She lived in the very first group of homes that we visited, and all were quite receptive to our presence. We talked for a little over fifteen minutes and then set up for the session with this white wall as our background, in line with my formal portraits. The sun had yet to rise and gently touched her face, leaving very little regarding a shadow.
Only the women were present, along with the children. Due to our friend's presence it seemed much easier to work, and we included the women in the photography. She was one such woman and was brave enough to stand first for her portrait. I worked both in color and black/white, exchanging backs on the camera as the textures/colors changed in front of me.
They were just waking up and so the mood was quite serene and quiet. The location of the homes, a distance from the main road, helped make it even more peaceful. We worked for perhaps one hour or so and then moved onto the next set of homes.

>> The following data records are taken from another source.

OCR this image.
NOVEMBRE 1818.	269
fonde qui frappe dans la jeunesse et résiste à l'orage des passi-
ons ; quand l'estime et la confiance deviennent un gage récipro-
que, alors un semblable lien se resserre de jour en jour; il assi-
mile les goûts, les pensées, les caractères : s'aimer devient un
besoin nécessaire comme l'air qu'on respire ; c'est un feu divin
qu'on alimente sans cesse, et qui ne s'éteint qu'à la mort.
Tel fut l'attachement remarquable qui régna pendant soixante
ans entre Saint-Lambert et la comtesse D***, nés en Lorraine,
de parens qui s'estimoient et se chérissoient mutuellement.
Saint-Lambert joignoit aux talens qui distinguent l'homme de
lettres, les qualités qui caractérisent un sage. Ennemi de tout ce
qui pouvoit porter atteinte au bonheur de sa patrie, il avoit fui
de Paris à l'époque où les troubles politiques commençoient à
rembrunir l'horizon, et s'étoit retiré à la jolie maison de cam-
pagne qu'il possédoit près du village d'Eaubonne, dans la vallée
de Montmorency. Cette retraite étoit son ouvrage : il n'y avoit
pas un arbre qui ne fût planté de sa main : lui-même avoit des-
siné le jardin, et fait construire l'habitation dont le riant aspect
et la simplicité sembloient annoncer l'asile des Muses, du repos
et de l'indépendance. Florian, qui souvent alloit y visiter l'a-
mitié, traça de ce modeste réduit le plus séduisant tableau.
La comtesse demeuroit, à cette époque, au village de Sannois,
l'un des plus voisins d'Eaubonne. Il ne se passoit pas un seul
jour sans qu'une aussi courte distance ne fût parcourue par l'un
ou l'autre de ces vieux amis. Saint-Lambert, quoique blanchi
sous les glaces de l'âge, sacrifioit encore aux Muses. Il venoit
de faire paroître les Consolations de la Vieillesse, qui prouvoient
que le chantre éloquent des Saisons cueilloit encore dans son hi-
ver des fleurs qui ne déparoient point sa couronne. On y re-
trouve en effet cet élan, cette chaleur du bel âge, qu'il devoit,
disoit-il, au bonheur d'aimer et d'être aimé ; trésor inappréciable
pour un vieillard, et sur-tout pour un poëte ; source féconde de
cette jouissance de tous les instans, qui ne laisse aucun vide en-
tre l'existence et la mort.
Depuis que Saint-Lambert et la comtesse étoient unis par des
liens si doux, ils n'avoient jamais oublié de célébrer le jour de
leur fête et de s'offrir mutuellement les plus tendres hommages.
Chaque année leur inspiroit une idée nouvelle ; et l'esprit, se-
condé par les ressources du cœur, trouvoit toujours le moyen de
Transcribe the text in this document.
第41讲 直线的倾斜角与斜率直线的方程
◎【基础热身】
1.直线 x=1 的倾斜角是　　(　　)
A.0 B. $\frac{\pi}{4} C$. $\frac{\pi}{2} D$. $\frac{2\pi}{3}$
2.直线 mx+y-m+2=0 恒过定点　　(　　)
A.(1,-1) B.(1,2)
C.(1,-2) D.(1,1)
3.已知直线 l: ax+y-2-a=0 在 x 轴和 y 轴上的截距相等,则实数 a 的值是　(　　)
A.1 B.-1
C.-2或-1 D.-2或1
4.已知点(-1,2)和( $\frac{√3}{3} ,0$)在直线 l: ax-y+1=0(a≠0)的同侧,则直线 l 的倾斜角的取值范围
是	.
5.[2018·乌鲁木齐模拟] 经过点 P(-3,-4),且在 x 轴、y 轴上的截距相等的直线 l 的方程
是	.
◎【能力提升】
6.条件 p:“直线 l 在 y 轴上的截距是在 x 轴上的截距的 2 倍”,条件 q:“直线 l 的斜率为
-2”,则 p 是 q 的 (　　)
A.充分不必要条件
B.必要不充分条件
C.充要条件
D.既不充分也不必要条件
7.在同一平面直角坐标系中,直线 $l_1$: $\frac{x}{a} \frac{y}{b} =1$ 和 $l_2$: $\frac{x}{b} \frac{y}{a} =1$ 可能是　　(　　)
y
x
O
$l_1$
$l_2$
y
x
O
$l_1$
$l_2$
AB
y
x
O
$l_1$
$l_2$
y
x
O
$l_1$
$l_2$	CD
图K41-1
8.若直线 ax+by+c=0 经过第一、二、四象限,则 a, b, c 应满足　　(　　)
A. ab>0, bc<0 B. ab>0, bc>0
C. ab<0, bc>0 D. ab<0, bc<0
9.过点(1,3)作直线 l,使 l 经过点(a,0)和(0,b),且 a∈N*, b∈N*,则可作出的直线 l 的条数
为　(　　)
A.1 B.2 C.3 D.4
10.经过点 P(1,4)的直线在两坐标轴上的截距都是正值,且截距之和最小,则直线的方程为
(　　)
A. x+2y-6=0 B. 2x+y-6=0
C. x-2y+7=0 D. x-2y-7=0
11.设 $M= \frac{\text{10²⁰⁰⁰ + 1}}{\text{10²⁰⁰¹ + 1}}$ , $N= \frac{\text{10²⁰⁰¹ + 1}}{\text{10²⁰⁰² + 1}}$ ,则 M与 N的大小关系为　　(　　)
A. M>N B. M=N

The excitement was increased in that we never knew about the people on the other side of the hill, or at the end of the path. Only our guide knew and we followed. The biggest challenge was certainly speaking to the older men and gaining their trust. Almost every single young girl wanted to be photographed, and of course the boys without question.
Humana People to People India works with these communities under their Academies for Working Children. As with many migrants, work happens to be what is available for the men, and fending for sustenance for the children. Many work in dangerous situations on the streets, ranging from garbage collection to hustling in the local town to working as maids in the nearby homes.
They are seen as undesirable, if seen at all. I however am in love with them, in love with their way of life, in love with their level of independence and in love with their features. I will return later this year to photograph them, and hope that they remember me.